Is this gross? Possibly a health code violation?

I am not now nor have ever been in food service. But my impression from years of receiving food service is …

Yup. IIRC the rule for table service by waitstaff is “Once it touches the patron’s table it’s theirs. Or it’s trash.”

The OP’s situation is hovering on the border. IMO once the barista finished the drink & set it on the counter it was out of the store’s control. When their hand comes off it, that’s the moment it becomes “unclean” in my non-expert take on the regulations. Had I been the manager on duty and seen that maneuver the entire pot of cider would have gone down the drain.

Whether the barista was untrained, rebellious, indifferent, or simply had a momentary brain fart would be interesting to know.

I’ve worked at a corporate coffee place and the cider arrived powdered in a mylar pouch. No one’s in back juicing apples. I don’t know the wholesale cost but it was cheap.

“If it’s cloudy & brown, you’re in cider town.
If it’s clear and yella, you got juice there, fella.”

That’s basically it. Plus the “pot” isn’t that big so toss a large drink back into it would probably cool it down a bit.

I think it is actually wrong from a health point of view - because of temperature control. Things that are sitting about for a long time are supposed to be kept out of the “danger zone” (5-60 degrees in Oz - don’t know what the rules are in the US), and if they go into that window for a while you can put them in the fridge for later (as long as it’s not too long) but you’re not supposed to heat them up again.

So, yes, letting the cup cool right down and then putting it back with the hot stuff would be a no-no. Objectively probably not that dangerous compared to, say, re-warming a meat pie, but I think it would be against official health regulations here.

On that: had I been the OP, I would have asked for a new cup, hot or not, given that the one offered had been sitting alone on the counter on the “customer area,” apparently.

If I were the barista, on noticing the customer had left, but having the correct drink ready, I would keep it on the employee side of the counter. Not to be able to pour it back if the OP never returned, but to be able to assure the customer that it had been “overseen” while we waited for him to return.

And yes, I think this was a violation, and kinda gross.

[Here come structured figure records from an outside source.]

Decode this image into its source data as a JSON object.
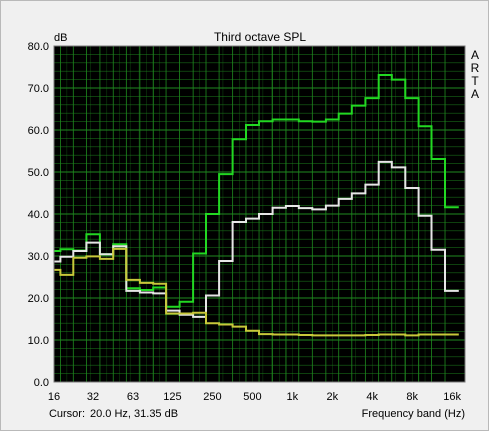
{
  "chart_data": {
    "type": "line",
    "title": "Third octave SPL",
    "ylabel": "dB",
    "xlabel": "Frequency band (Hz)",
    "side_label": [
      "A",
      "R",
      "T",
      "A"
    ],
    "cursor_label": "Cursor:",
    "cursor_value": "20.0 Hz, 31.35 dB",
    "x_scale": "log",
    "xlim": [
      16,
      20000
    ],
    "ylim": [
      0,
      80
    ],
    "y_ticks": [
      "0.0",
      "10.0",
      "20.0",
      "30.0",
      "40.0",
      "50.0",
      "60.0",
      "70.0",
      "80.0"
    ],
    "x_ticks": [
      {
        "value": 16,
        "label": "16"
      },
      {
        "value": 31.5,
        "label": "32"
      },
      {
        "value": 63,
        "label": "63"
      },
      {
        "value": 125,
        "label": "125"
      },
      {
        "value": 250,
        "label": "250"
      },
      {
        "value": 500,
        "label": "500"
      },
      {
        "value": 1000,
        "label": "1k"
      },
      {
        "value": 2000,
        "label": "2k"
      },
      {
        "value": 4000,
        "label": "4k"
      },
      {
        "value": 8000,
        "label": "8k"
      },
      {
        "value": 16000,
        "label": "16k"
      }
    ],
    "bands": [
      16,
      20,
      25,
      31.5,
      40,
      50,
      63,
      80,
      100,
      125,
      160,
      200,
      250,
      315,
      400,
      500,
      630,
      800,
      1000,
      1250,
      1600,
      2000,
      2500,
      3150,
      4000,
      5000,
      6300,
      8000,
      10000,
      12500,
      16000
    ],
    "grid": true,
    "colors": {
      "plot_bg": "#000000",
      "grid": "#1f8a1f",
      "page_bg": "#f0f0f0"
    },
    "series": [
      {
        "color": "#22d822",
        "values": [
          31.2,
          31.6,
          31.3,
          35.2,
          30.4,
          32.8,
          22.3,
          21.9,
          22.5,
          17.9,
          19.1,
          30.6,
          40.0,
          49.5,
          57.8,
          61.2,
          62.1,
          62.5,
          62.5,
          62.1,
          62.0,
          62.5,
          63.9,
          65.8,
          67.6,
          73.1,
          72.0,
          67.6,
          60.9,
          53.1,
          41.6
        ]
      },
      {
        "color": "#e6e6e6",
        "values": [
          28.7,
          29.8,
          31.2,
          33.2,
          30.4,
          32.3,
          21.7,
          21.3,
          21.1,
          17.0,
          16.0,
          15.5,
          20.6,
          28.8,
          38.1,
          38.9,
          40.0,
          41.5,
          41.9,
          41.4,
          41.1,
          42.0,
          43.6,
          44.9,
          47.0,
          52.4,
          51.1,
          46.2,
          39.6,
          31.5,
          21.7
        ]
      },
      {
        "color": "#c8c83a",
        "values": [
          26.7,
          25.5,
          29.6,
          29.9,
          29.3,
          31.7,
          24.3,
          23.6,
          23.4,
          16.3,
          16.3,
          16.5,
          14.0,
          13.7,
          13.2,
          12.2,
          11.4,
          11.3,
          11.3,
          11.2,
          11.1,
          11.1,
          11.1,
          11.1,
          11.2,
          11.3,
          11.3,
          11.1,
          11.3,
          11.3,
          11.3
        ]
      }
    ]
  }
}
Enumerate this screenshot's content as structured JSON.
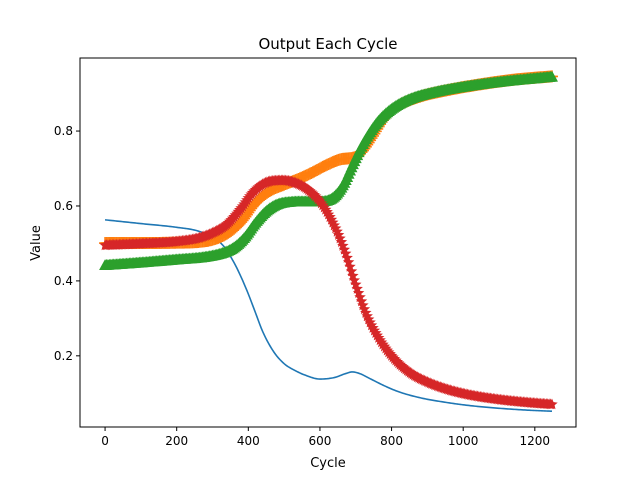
{
  "chart_data": {
    "type": "line",
    "title": "Output Each Cycle",
    "xlabel": "Cycle",
    "ylabel": "Value",
    "xlim": [
      -70,
      1315
    ],
    "ylim": [
      0.01,
      0.995
    ],
    "xticks": [
      0,
      200,
      400,
      600,
      800,
      1000,
      1200
    ],
    "yticks": [
      0.2,
      0.4,
      0.6,
      0.8
    ],
    "grid": false,
    "legend": "none",
    "series": [
      {
        "style": "line",
        "color": "#1f77b4",
        "x": [
          0,
          100,
          200,
          260,
          300,
          330,
          360,
          380,
          400,
          420,
          440,
          470,
          500,
          530,
          560,
          600,
          640,
          670,
          690,
          710,
          740,
          780,
          820,
          880,
          950,
          1020,
          1100,
          1180,
          1250
        ],
        "y": [
          0.563,
          0.553,
          0.543,
          0.533,
          0.516,
          0.494,
          0.449,
          0.41,
          0.365,
          0.315,
          0.265,
          0.212,
          0.179,
          0.161,
          0.148,
          0.138,
          0.142,
          0.152,
          0.157,
          0.153,
          0.139,
          0.12,
          0.104,
          0.088,
          0.076,
          0.067,
          0.06,
          0.055,
          0.052
        ]
      },
      {
        "style": "marker",
        "marker": "+",
        "color": "#ff7f0e",
        "x": [
          0,
          100,
          200,
          260,
          300,
          340,
          380,
          420,
          460,
          500,
          540,
          580,
          620,
          660,
          700,
          720,
          750,
          780,
          820,
          880,
          950,
          1050,
          1150,
          1250
        ],
        "y": [
          0.501,
          0.501,
          0.502,
          0.504,
          0.51,
          0.526,
          0.557,
          0.608,
          0.64,
          0.657,
          0.672,
          0.69,
          0.71,
          0.725,
          0.731,
          0.748,
          0.79,
          0.835,
          0.868,
          0.892,
          0.908,
          0.925,
          0.938,
          0.946
        ]
      },
      {
        "style": "marker",
        "marker": "^",
        "color": "#2ca02c",
        "x": [
          0,
          100,
          200,
          280,
          330,
          360,
          390,
          420,
          450,
          480,
          520,
          560,
          600,
          630,
          650,
          670,
          690,
          720,
          760,
          800,
          850,
          920,
          1000,
          1100,
          1250
        ],
        "y": [
          0.442,
          0.449,
          0.457,
          0.464,
          0.475,
          0.489,
          0.516,
          0.555,
          0.586,
          0.604,
          0.611,
          0.612,
          0.612,
          0.618,
          0.635,
          0.665,
          0.707,
          0.765,
          0.823,
          0.859,
          0.885,
          0.904,
          0.918,
          0.931,
          0.945
        ]
      },
      {
        "style": "marker",
        "marker": "*",
        "color": "#d62728",
        "x": [
          0,
          100,
          200,
          260,
          300,
          340,
          380,
          410,
          440,
          470,
          500,
          530,
          560,
          600,
          640,
          670,
          700,
          730,
          760,
          800,
          850,
          900,
          960,
          1020,
          1100,
          1180,
          1250
        ],
        "y": [
          0.495,
          0.499,
          0.505,
          0.514,
          0.528,
          0.551,
          0.594,
          0.633,
          0.658,
          0.667,
          0.668,
          0.662,
          0.648,
          0.612,
          0.548,
          0.478,
          0.39,
          0.31,
          0.254,
          0.2,
          0.156,
          0.13,
          0.109,
          0.095,
          0.083,
          0.075,
          0.07
        ]
      }
    ]
  }
}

Once when my son was little (a very tall-for-his age 2 & 1/2), he grabbed a French fry off a waiting tray that was not ours, on a restaurant counter. I apologized profusely and offered to replace all the food on the entire tray. The customer said no, please just replace the fries, though. The counter person, on observing, had gotten a new fry already, replaced the one on the tray, and when I said I’d pay, told me not to worry about it. I got lucky. But that’s how I feel about being secure in the knowledge your food has not been tampered with.

The cup that went into the trash probably cost the shop more.

I think the drink never left the back counter.

Ultimately it wasn’t a big deal. I actually ordered the same drink this morning.

Not paranoid at all. The person who got it as a mistake probably opened it and maybe tasted it. How else would they have known it was wrong?

In that case there was nothing wrong with what they did. We should assume the employees did their job and that cider was not contaminated in any way. It’s still not a smart thing to do in front of customers.

I got the impression from the OP that the drink in question was one they made specifically for him after they realized their mistake, not one that they had mistakenly given to someone else. But I could be wrong about that.